Nell’ambito della distanziazione brechtiana, Elíasson espone sempre i meccanismi delle sue illusioni. Le sue installazioni mostrano come funzionano, rifiutando la magia nera a favore di una magia bianca che rivela i propri trucchi. Questa trasparenza è politica: ci invita ad adottare la stessa attitudine critica verso le illusioni che strutturano le nostre società.
L’estetica di Elíasson, sebbene attinga ai fenomeni naturali, non è mai naturalista. Non cerca di riprodurre la natura ma di creare situazioni che interrogano il nostro rapporto con essa. La sua cascata artificiale non imita una vera cascata, espone proprio la sua artificialità per farci prendere coscienza del nostro rapporto mediato con la natura. Come scriveva Bergson: “L’arte è sicuramente solo una visione più diretta della realtà.”
L’opera di Ólafur Elíasson ci offre una via d’uscita di fronte alla doppia impasse dell’arte contemporanea: da un lato l’ermetismo concettuale che parla solo agli iniziati, dall’altro lo spettacolo vuoto che mira solo all’effetto immediato. Riesce in questa impresa di creare un’arte che pensa e fa pensare, ma che comincia sempre facendo sentire. Un’arte che, come voleva Brecht, diverte per meglio istruire, e come suggeriva Bergson, ci ricollega all’intuizione diretta del reale.
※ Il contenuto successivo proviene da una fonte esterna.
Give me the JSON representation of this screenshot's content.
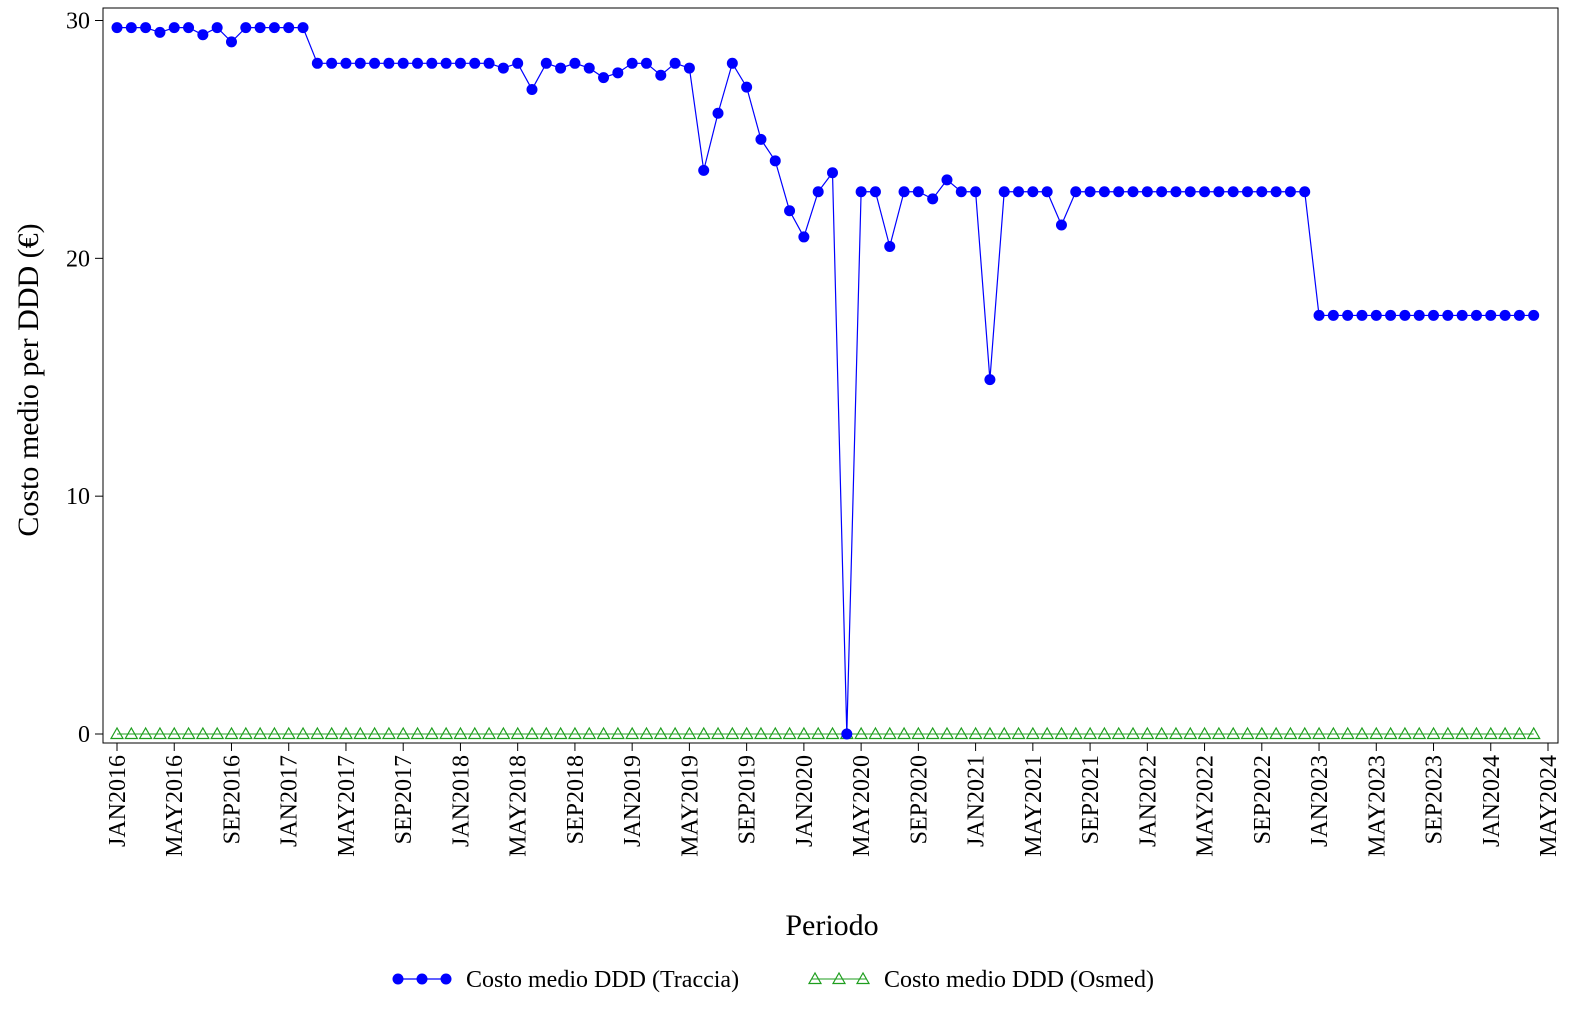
{
  "chart_data": {
    "type": "line",
    "title": "",
    "xlabel": "Periodo",
    "ylabel": "Costo medio per DDD (€)",
    "ylim": [
      0,
      30
    ],
    "yticks": [
      0,
      10,
      20,
      30
    ],
    "x_start": "JAN2016",
    "x_end": "MAY2024",
    "xtick_labels": [
      "JAN2016",
      "MAY2016",
      "SEP2016",
      "JAN2017",
      "MAY2017",
      "SEP2017",
      "JAN2018",
      "MAY2018",
      "SEP2018",
      "JAN2019",
      "MAY2019",
      "SEP2019",
      "JAN2020",
      "MAY2020",
      "SEP2020",
      "JAN2021",
      "MAY2021",
      "SEP2021",
      "JAN2022",
      "MAY2022",
      "SEP2022",
      "JAN2023",
      "MAY2023",
      "SEP2023",
      "JAN2024",
      "MAY2024"
    ],
    "legend_position": "bottom",
    "colors": {
      "traccia": "#0000ff",
      "osmed": "#1e9e1e"
    },
    "series": [
      {
        "name": "Costo medio DDD (Traccia)",
        "marker": "filled-circle",
        "values": [
          29.7,
          29.7,
          29.7,
          29.5,
          29.7,
          29.7,
          29.4,
          29.7,
          29.1,
          29.7,
          29.7,
          29.7,
          29.7,
          29.7,
          28.2,
          28.2,
          28.2,
          28.2,
          28.2,
          28.2,
          28.2,
          28.2,
          28.2,
          28.2,
          28.2,
          28.2,
          28.2,
          28.0,
          28.2,
          27.1,
          28.2,
          28.0,
          28.2,
          28.0,
          27.6,
          27.8,
          28.2,
          28.2,
          27.7,
          28.2,
          28.0,
          23.7,
          26.1,
          28.2,
          27.2,
          25.0,
          24.1,
          22.0,
          20.9,
          22.8,
          23.6,
          0.0,
          22.8,
          22.8,
          20.5,
          22.8,
          22.8,
          22.5,
          23.3,
          22.8,
          22.8,
          14.9,
          22.8,
          22.8,
          22.8,
          22.8,
          21.4,
          22.8,
          22.8,
          22.8,
          22.8,
          22.8,
          22.8,
          22.8,
          22.8,
          22.8,
          22.8,
          22.8,
          22.8,
          22.8,
          22.8,
          22.8,
          22.8,
          22.8,
          17.6,
          17.6,
          17.6,
          17.6,
          17.6,
          17.6,
          17.6,
          17.6,
          17.6,
          17.6,
          17.6,
          17.6,
          17.6,
          17.6,
          17.6,
          17.6
        ]
      },
      {
        "name": "Costo medio DDD (Osmed)",
        "marker": "open-triangle",
        "values": [
          0,
          0,
          0,
          0,
          0,
          0,
          0,
          0,
          0,
          0,
          0,
          0,
          0,
          0,
          0,
          0,
          0,
          0,
          0,
          0,
          0,
          0,
          0,
          0,
          0,
          0,
          0,
          0,
          0,
          0,
          0,
          0,
          0,
          0,
          0,
          0,
          0,
          0,
          0,
          0,
          0,
          0,
          0,
          0,
          0,
          0,
          0,
          0,
          0,
          0,
          0,
          0,
          0,
          0,
          0,
          0,
          0,
          0,
          0,
          0,
          0,
          0,
          0,
          0,
          0,
          0,
          0,
          0,
          0,
          0,
          0,
          0,
          0,
          0,
          0,
          0,
          0,
          0,
          0,
          0,
          0,
          0,
          0,
          0,
          0,
          0,
          0,
          0,
          0,
          0,
          0,
          0,
          0,
          0,
          0,
          0,
          0,
          0,
          0,
          0
        ]
      }
    ]
  }
}
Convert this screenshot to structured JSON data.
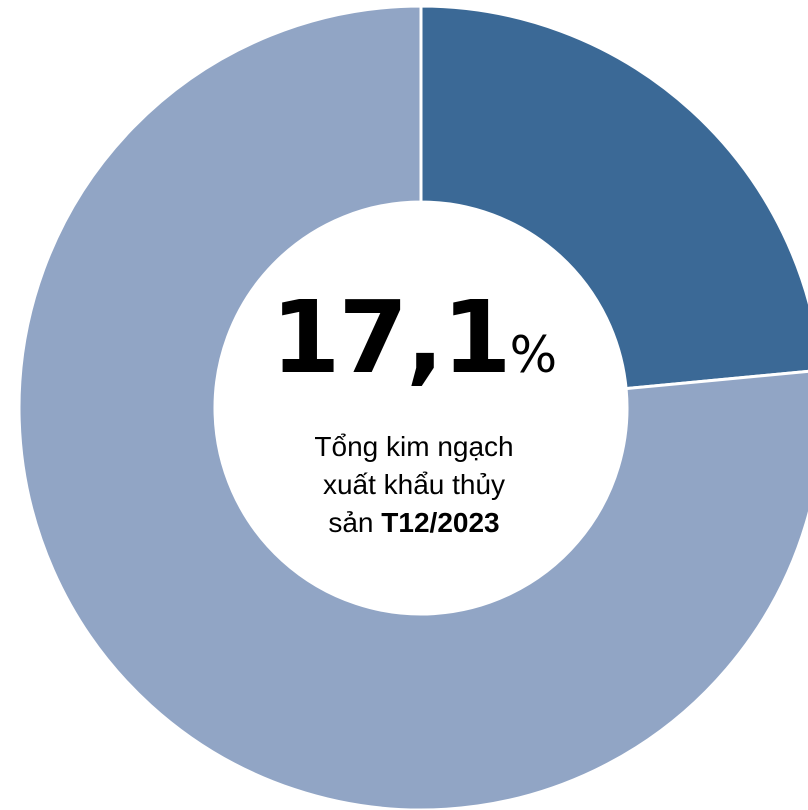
{
  "chart_data": {
    "type": "pie",
    "style": "donut",
    "slices": [
      {
        "value": 23.5,
        "color": "#3b6996"
      },
      {
        "value": 76.5,
        "color": "#91a5c5"
      }
    ],
    "center": {
      "value": "17,1",
      "unit": "%",
      "caption_line1": "Tổng kim ngạch",
      "caption_line2": "xuất khẩu thủy",
      "caption_line3_prefix": "sản",
      "caption_line3_bold": "T12/2023"
    }
  }
}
Forse questo è, in fondo, il genio di Elíasson: farci riscoprire che non siamo semplicemente cervelli disincarnati che navigano in un mondo di astrazioni, ma corpi sensibili immersi in un ambiente fisico con cui interagiamo costantemente. In tempi di crisi ecologica e di crescente virtualizzazione delle nostre esistenze, questa lezione è più preziosa che mai.
- Henri Bergson, La Pensée et le Mouvant, PUF, 1903, p. 213-214.
- Bertolt Brecht, Petit Organon pour le théâtre, L’Arche, 1963, p. 65.